The Marshall R. Urist Young Investigator Award. Autogenous flexor tendon grafts. Biologic mechanisms for incorporation. Clinical orthopaedics and related research Seiler, J. G., Chu, C. R., Amiel, D., Woo, S. L., Gelberman, R. H. 1997: 239-247


To examine the hypothesis that different types of dense regular connective tissue may have different repair mechanisms within the synovial space, intrasynovial and extrasynovial autogenous donor flexor tendon grafts were placed within the synovial sheaths of the medial and lateral forepaw digits of dogs. Histologic, ultrastructural, biochemical, and biomechanical analyses were done between 10 days and 6 weeks after tendon grafting.

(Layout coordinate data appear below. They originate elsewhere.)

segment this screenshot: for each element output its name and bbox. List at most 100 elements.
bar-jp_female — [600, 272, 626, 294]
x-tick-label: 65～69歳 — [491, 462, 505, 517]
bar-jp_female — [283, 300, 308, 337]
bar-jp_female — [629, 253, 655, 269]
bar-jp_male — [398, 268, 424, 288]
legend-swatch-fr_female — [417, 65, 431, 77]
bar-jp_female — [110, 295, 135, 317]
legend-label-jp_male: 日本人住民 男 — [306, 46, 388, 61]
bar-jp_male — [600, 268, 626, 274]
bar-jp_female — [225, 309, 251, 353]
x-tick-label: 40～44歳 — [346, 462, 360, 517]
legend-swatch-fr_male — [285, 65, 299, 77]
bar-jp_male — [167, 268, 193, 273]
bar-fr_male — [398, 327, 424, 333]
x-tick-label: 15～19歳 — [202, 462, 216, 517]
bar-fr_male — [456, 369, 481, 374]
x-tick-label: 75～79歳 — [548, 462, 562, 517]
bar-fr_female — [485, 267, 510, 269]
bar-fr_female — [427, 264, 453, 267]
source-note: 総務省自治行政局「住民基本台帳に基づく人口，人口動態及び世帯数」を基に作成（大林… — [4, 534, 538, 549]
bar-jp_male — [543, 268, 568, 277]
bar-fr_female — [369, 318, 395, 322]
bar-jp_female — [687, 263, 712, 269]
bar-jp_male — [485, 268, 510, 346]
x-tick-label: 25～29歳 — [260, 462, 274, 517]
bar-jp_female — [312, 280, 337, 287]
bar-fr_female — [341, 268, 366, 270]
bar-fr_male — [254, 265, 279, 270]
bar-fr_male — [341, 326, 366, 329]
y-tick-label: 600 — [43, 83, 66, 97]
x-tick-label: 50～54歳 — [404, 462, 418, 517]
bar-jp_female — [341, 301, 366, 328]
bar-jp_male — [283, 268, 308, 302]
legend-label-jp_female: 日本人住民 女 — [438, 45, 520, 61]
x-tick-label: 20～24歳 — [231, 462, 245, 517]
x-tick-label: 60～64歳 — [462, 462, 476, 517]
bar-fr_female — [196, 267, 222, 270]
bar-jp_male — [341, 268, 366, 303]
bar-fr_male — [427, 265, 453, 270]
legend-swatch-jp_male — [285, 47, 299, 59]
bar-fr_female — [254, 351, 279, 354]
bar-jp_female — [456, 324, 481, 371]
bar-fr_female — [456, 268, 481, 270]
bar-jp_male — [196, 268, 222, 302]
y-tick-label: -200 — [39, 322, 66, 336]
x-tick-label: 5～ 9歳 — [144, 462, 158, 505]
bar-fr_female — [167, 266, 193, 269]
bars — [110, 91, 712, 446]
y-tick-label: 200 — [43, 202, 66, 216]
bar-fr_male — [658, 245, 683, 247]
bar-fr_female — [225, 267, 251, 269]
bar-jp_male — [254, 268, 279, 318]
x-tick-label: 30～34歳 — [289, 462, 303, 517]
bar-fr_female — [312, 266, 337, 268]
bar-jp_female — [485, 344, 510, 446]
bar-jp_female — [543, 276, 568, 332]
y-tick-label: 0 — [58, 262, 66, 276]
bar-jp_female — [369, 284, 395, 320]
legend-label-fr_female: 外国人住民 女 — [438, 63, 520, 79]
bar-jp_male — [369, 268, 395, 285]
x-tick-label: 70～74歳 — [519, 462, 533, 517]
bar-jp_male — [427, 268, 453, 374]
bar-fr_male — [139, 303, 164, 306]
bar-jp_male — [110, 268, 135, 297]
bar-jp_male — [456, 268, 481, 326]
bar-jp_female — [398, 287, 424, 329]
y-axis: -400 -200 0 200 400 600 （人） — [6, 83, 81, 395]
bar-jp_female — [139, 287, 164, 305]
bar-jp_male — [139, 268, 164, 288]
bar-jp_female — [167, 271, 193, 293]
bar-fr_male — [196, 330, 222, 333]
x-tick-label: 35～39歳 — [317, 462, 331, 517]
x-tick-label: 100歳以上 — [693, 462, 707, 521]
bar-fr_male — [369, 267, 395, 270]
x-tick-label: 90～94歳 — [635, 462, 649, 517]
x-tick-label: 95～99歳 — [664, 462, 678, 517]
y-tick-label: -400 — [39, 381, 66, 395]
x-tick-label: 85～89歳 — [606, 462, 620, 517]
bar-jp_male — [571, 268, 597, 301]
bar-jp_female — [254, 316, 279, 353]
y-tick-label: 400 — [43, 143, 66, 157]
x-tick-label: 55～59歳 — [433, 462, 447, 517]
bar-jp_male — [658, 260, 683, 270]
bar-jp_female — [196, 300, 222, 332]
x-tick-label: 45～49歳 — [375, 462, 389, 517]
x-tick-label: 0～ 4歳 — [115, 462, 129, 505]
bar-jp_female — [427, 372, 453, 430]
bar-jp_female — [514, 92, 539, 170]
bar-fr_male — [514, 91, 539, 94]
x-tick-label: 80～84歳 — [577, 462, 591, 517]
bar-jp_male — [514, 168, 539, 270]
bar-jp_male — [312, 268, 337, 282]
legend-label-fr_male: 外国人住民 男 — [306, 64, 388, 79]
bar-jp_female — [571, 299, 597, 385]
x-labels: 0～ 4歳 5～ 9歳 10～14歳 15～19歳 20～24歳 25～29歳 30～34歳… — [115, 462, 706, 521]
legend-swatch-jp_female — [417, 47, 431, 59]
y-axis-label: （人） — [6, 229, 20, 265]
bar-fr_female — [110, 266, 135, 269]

Intrasynovial tendon grafts remained viable when transferred to the synovial space and appeared to heal through an intrinsic process with preservation of the gliding surface and improved functional characteristics. Extrasynovial tendon grafts functioned as a scaffolding for the early ingrowth of new vessels and cells. Early cellular necrosis consistently was followed by the ingrowth of fibrovascular adhesions from the periphery. The formation of dense peripheral adhesions, obliterating the gliding surface of the tendon, led to diminished tendon excursion and proximal interphalangeal joint rotation.